Without effective treatments, one in three children born today will die with dementia. Dementia’s impact is devastating – not just for the person affected, but for those around them.
Caused by complex diseases that destroy brain cells, dementia ultimately leaves people unable to think, move or communicate with the people they love.
But it doesn’t have to be this way. Alzheimer’s Research UK is the UK's leading dementia research charity, dedicated to causes, diagnosis, prevention, treatment, and cure. Backed by our passionate scientists and supporters, we’re challenging the way people think about dementia, uniting the big thinkers in the field and funding the innovative science that will deliver a cure.
- 850,000 people are estimated to be living with dementia in the UK.
- Globally, the numbers of people living with dementia will increase from 50m in 2018 to 152m in 2050, a 204% increase.
- One in three people born in the UK this year will develop dementia in their lifetime.
- The current cost of dementia in the UK is £26bn.
Syncona is helping us make breakthroughs possible for people with dementia
The ongoing, generous support of The Syncona Foundation has helped us bring about a step-change in the dementia research landscape by investing in key initiatives such as:
- Our Drug Discovery Alliance, which unites three dedicated Drug Discovery Institutes, all working to translate new findings from academic research into potential treatments as quickly as possible. Across all three Institutes they are currently working on over 20 potential new drugs for dementia.
- Our Early Detection of Neurodegenerative diseases initiative, aimed at radically improving the early detection of the diseases that cause dementia. This ground-breaking project aims to develop an inexpensive, easy-to-use device that can detect a disease like Alzheimer’s 10-15 years earlier than we can today.
- The UK Dementia Research Institute, a world-leading institute, made up of hundreds of world-class scientists across Institutes in England, Scotland and Wales. These experts are working on programmes focused on understanding the diseases that cause dementia, looking for ways to detect and tackle disease processes, and unravelling the factors that affect our risk.
- Our annual Research Conference, which brings together scientists from across dementia research to share the latest ideas and forge new collaborations.

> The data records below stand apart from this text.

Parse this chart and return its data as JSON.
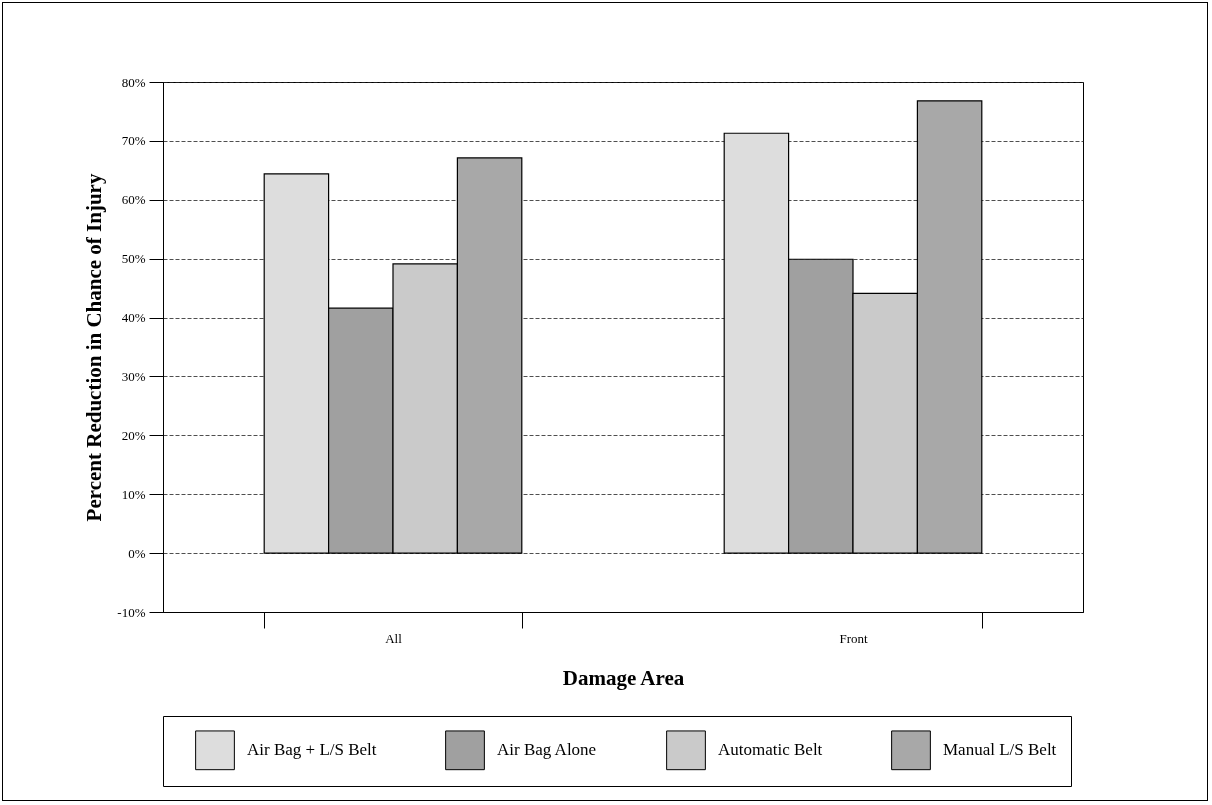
{
  "chart_data": {
    "type": "bar",
    "xlabel": "Damage Area",
    "ylabel": "Percent Reduction in Chance of Injury",
    "categories": [
      "All",
      "Front"
    ],
    "series": [
      {
        "name": "Air Bag + L/S Belt",
        "color": "#dddddd",
        "values": [
          64.4,
          71.3
        ]
      },
      {
        "name": "Air Bag Alone",
        "color": "#a0a0a0",
        "values": [
          41.6,
          49.9
        ]
      },
      {
        "name": "Automatic Belt",
        "color": "#cacaca",
        "values": [
          49.1,
          44.1
        ]
      },
      {
        "name": "Manual L/S Belt",
        "color": "#a8a8a8",
        "values": [
          67.1,
          76.8
        ]
      }
    ],
    "ylim": [
      -10,
      80
    ],
    "yticks": [
      {
        "value": -10,
        "label": "-10%"
      },
      {
        "value": 0,
        "label": "0%"
      },
      {
        "value": 10,
        "label": "10%"
      },
      {
        "value": 20,
        "label": "20%"
      },
      {
        "value": 30,
        "label": "30%"
      },
      {
        "value": 40,
        "label": "40%"
      },
      {
        "value": 50,
        "label": "50%"
      },
      {
        "value": 60,
        "label": "60%"
      },
      {
        "value": 70,
        "label": "70%"
      },
      {
        "value": 80,
        "label": "80%"
      }
    ],
    "grid": "y",
    "legend": "bottom"
  }
}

In 2020, the conference moved online, with over 263 contributors getting involved, ensuring worldwide knowledge in dementia science continued to grow, and in 2023 the conference became a hybrid event with in-person and virtual elements.

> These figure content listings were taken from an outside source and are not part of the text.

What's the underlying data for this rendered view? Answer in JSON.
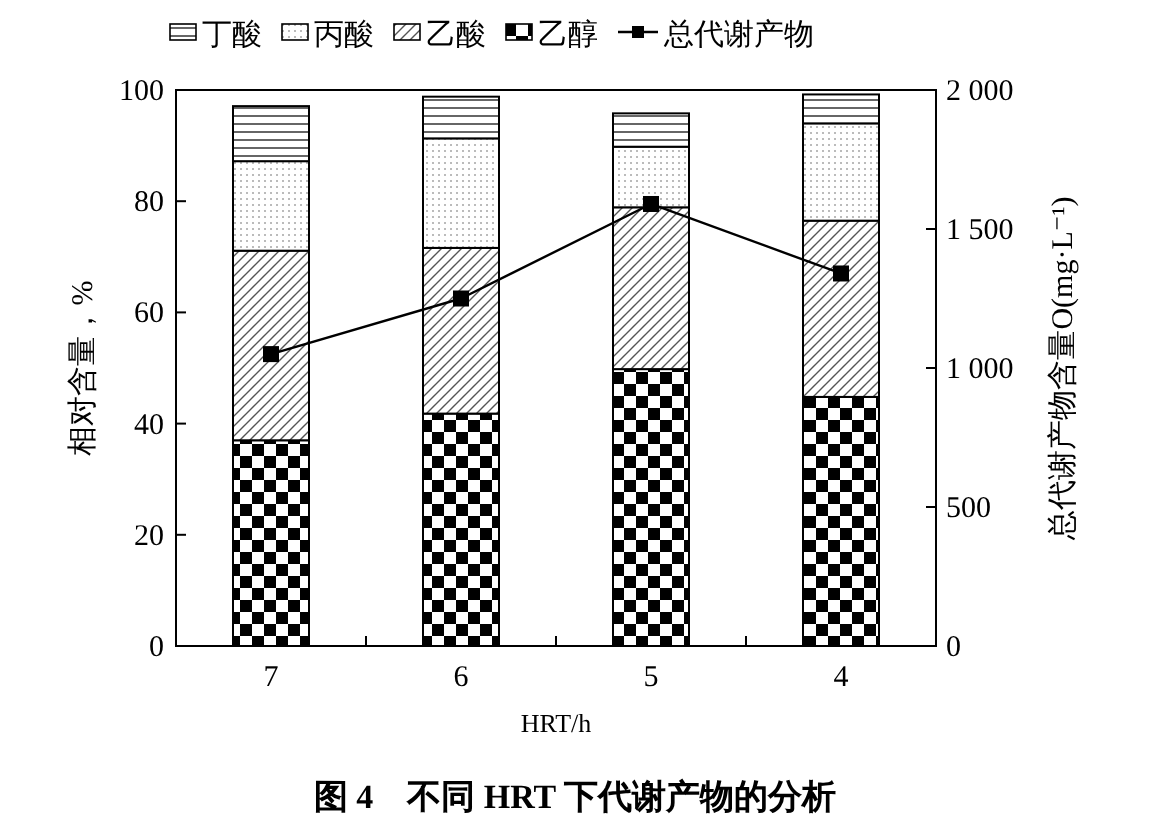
{
  "chart_data": {
    "type": "bar",
    "title": "图 4　不同 HRT 下代谢产物的分析",
    "xlabel": "HRT/h",
    "ylabel": "相对含量，%",
    "y2label": "总代谢产物含量O(mg·L⁻¹)",
    "categories": [
      "7",
      "6",
      "5",
      "4"
    ],
    "stacked": true,
    "series": [
      {
        "name": "乙醇",
        "values": [
          37.0,
          41.8,
          49.8,
          44.8
        ]
      },
      {
        "name": "乙酸",
        "values": [
          34.1,
          29.8,
          29.1,
          31.7
        ]
      },
      {
        "name": "丙酸",
        "values": [
          16.1,
          19.7,
          10.9,
          17.5
        ]
      },
      {
        "name": "丁酸",
        "values": [
          9.9,
          7.5,
          6.0,
          5.2
        ]
      },
      {
        "name": "总代谢产物",
        "type": "line",
        "axis": "y2",
        "color": "#000000",
        "values": [
          1050,
          1250,
          1590,
          1340
        ]
      }
    ],
    "ylim": [
      0,
      100
    ],
    "yticks": [
      0,
      20,
      40,
      60,
      80,
      100
    ],
    "y2lim": [
      0,
      2000
    ],
    "y2ticks": [
      0,
      500,
      {
        "value": 1000,
        "label": "1 000"
      },
      {
        "value": 1500,
        "label": "1 500"
      },
      {
        "value": 2000,
        "label": "2 000"
      }
    ],
    "grid": false,
    "legend": "top",
    "marker": "square",
    "line_style": "solid"
  }
}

Testimonials – the power of dementia research
Former management consultant Shaheen Larrieux has experienced the heartbreak of dementia first-hand. Her mother, Hosna, was 54 years old when Shaheen first noticed something was wrong. Hosna had begun to act out of character, struggling to undertake her usual work for the family accountancy business and behaving oddly.
Several years later, Shaheen noticed her father start to change too. Both were developing dementia.
“When I look back, I can clearly see how the disease started with changes in Mum’s behaviour. It started out with a lot of aggression and socially inappropriate behaviour, but at first no-one attributed it to a medical issue. It was a long hard struggle to understand that Mum has a degenerative brain disease, and it’s heart breaking to know that there are no treatments that could help her or my dad.